Sangatsu no Lion Season 2, Episode 21 Review: Transience
All aboard the feels train! This episode of Sangatsu no Lion continued exploring the themes from the previous episode, notably the impermanence of the relationships we form during our teenage years.
Thanks to her hard work, Hina manages to get accepted into Rei’s high school. However, she struggles to deal with the fact that both Chiho and Takahashi will be so far away. Meanwhile, Rei has a similar problem – the Science Shogi Club are graduating, and without Hina, he’ll be all alone.
It’s a harsh lesson, but a realistic one. Although it might seem like all that’s important at the time, most people don’t keep their high school friends in later life. Think about it – how many do you still talk to regularly? Neither Rei nor Hina are ready to accept this yet, but they may be able to help each other through it.
Have Faith in Rei
To an outsider, it may seem as though Rei is taking advantage of Akari and her sisters. It’s understandable that their aunt would feel this way, but as we’ve seen, both Akari and her grandfather trust him implicitly.

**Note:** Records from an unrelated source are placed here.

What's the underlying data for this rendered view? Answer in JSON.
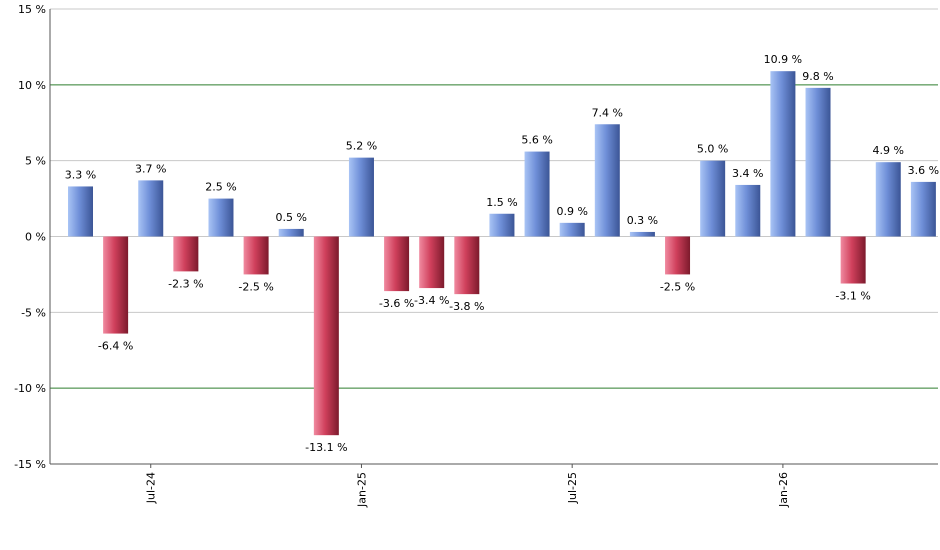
{
  "chart_data": {
    "type": "bar",
    "title": "",
    "xlabel": "",
    "ylabel": "",
    "ylim": [
      -15,
      15
    ],
    "yticks": [
      15,
      10,
      5,
      0,
      -5,
      -10,
      -15
    ],
    "ytick_labels": [
      "15 %",
      "10 %",
      "5 %",
      "0 %",
      "-5 %",
      "-10 %",
      "-15 %"
    ],
    "highlighted_gridlines": [
      10,
      -10
    ],
    "x_tick_labels": [
      {
        "label": "Jul-24",
        "index": 2
      },
      {
        "label": "Jan-25",
        "index": 8
      },
      {
        "label": "Jul-25",
        "index": 14
      },
      {
        "label": "Jan-26",
        "index": 20
      }
    ],
    "values": [
      3.3,
      -6.4,
      3.7,
      -2.3,
      2.5,
      -2.5,
      0.5,
      -13.1,
      5.2,
      -3.6,
      -3.4,
      -3.8,
      1.5,
      5.6,
      0.9,
      7.4,
      0.3,
      -2.5,
      5.0,
      3.4,
      10.9,
      9.8,
      -3.1,
      4.9,
      3.6
    ],
    "value_labels": [
      "3.3 %",
      "-6.4 %",
      "3.7 %",
      "-2.3 %",
      "2.5 %",
      "-2.5 %",
      "0.5 %",
      "-13.1 %",
      "5.2 %",
      "-3.6 %",
      "-3.4 %",
      "-3.8 %",
      "1.5 %",
      "5.6 %",
      "0.9 %",
      "7.4 %",
      "0.3 %",
      "-2.5 %",
      "5.0 %",
      "3.4 %",
      "10.9 %",
      "9.8 %",
      "-3.1 %",
      "4.9 %",
      "3.6 %"
    ],
    "colors": {
      "positive_light": "#a9c4f5",
      "positive_mid": "#6f8fd8",
      "positive_dark": "#3b5596",
      "negative_light": "#f08aa0",
      "negative_mid": "#d0405c",
      "negative_dark": "#7c1a2c",
      "grid": "#c8c8c8",
      "grid_highlight": "#2e7d2e",
      "axis": "#555555"
    },
    "grid": true,
    "legend": "none"
  }
}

This episode threw out a few hints that the Rei/Hina romance may not happen after all. Hina refers to him as “almost like a mother”, and her grandfather replies to suggestions of impropriety with an aloof “Who? the kid?”. Let’s hope Rei doesn’t try anything!
On the other hand, the grandfather did express a desire to see his granddaughters get married. He’s not a young man, so it’s more likely he’d support a relationship with a man he trusts.
Despite only having seen a handful of games this season, Rei announces that he’s on an eight-game winning streak. As the end of the second series draws close, it seems a little cheap to suddenly say that Rei has a promotion coming. Our concerns disappeared, however, at the episode’s close, when his adoptive father appears and reveals that they’ll be in the same bracket next season.
In some ways, the show has come full circle. It started with Rei defeating this man, which in turn, sent him into his spiral of guilt. He’s matured considerably since the beginning, though, and by this point, it’s unlikely that history will repeat itself.
Rather, Rei will probably accept that his adoptive father helped him in the past, but keep what happens on the shogi board completely separate. After all, a single loss to Rei isn’t a major blow to his prospects – if he plays well, he’ll be promoted, and if not, he can’t cling to his rank forever. If Rei didn’t beat him, somebody else would.
The stage is set for some real dramatic tension in the episodes to come. It’s been a long, sometimes rocky road, but with a newfound focus on interpersonal drama, Sangatsu no Lion season three could well be worth a watch.